Колдун тяжело поднялся и нетвёрдой походкой побрёл в дом. Силы ещё не восстановились, но оставаться под равнодушным холодным небом стало невыносимо.

Агнесса мирно спала, не заметив ни его ухода, ни возвращения. Феликс нахмурился, особенно остро ощутив, что скоро этой идиллии придёт конец. А ведь он уже привык к тому, что она всегда рядом. И даже больше – ему это нравилось.

Она была олицетворением всего, что раньше казалось ему чем-то непостижимым и ненужным. Это завораживало. Иногда раздражало, но постоянно – влекло, как исследователей неизменно влечёт к чудесам природы, которые невозможно воссоздать своими силами. А ещё оказалось приятно ощущать обращённые на него светлые эмоции – совершенно чистые, без малейшей примеси неприятия или страха.

Проваливаясь в тяжёлый беспробудный сон, Феликс почти неосознанно притянул ведьму ближе к себе. Агнесса что-то недовольно проворчала в полудрёме и перевернулась на другой бок, устраиваясь удобнее, но всё же не стремясь от него ускользнуть.

 

Глеб Лапин с облегчением отложил телефон и устало потёр переносицу. Разговоры с отцом вызывали слишком противоречивые чувства. Глеб всё ещё не мог до конца поверить, что всё, рассказанное Зарубиным – правда. Что человек, которого он знает с самого детства, который когда-то проверял у него уроки и обучал первым навыкам рукопашного боя, оказался недобрым древним существом с непостижимыми способностями и неизвестными стремлениями.

Хотелось думать, что Зарубин – просто сумасшедший, в голове которого настоящая жизнь смешалась с невообразимыми больными фантазиями. Однако это никак не объясняло того могущества, влияние которого Глеб успел прочувствовать на себе.

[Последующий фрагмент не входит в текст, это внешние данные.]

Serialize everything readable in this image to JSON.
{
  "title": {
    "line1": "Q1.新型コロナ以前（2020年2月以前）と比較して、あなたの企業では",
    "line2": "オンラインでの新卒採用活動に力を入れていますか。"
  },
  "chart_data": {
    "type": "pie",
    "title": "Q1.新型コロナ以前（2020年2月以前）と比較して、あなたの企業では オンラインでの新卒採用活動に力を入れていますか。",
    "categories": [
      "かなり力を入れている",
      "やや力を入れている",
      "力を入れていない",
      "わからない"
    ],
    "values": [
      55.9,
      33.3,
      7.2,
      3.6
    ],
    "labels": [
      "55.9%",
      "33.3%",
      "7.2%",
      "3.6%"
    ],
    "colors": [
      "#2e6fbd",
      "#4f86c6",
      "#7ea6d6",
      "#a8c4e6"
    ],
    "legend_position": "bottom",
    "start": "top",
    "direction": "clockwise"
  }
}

Да и собственные размышления только подтверждали правоту колдуна. Теперь воспоминания о детстве уже не казались такими безоблачными, как он почему-то привык считать. Да, они с сестрой были счастливы, но, если хорошо подумать, получается, что это только заслуга матери.

Отец вообще не так уж часто бывал дома, и ещё реже – в хорошем настроении. Скандалы в их семье вовсе не были редкостью, просто мама всегда старалась принять удар на себя, оградить детей от отцовского негодования. Она всегда за него заступалась, твердила что-то о нервах и сложной работе. Она относилась к нему с каким-то странным трепетом, почти благоговением, и приучала их с сестрой к тому же. Впрочем, наверное, этого даже не было нужно – насколько он сумел понять, подобное отношение оказалось естественной и неизбежной реакцией простого человека на существо, наделённое магией. Поэтому жизнь и казалась им счастливой – всё для них выглядело правильным, как бы ни обстояли дела на самом деле.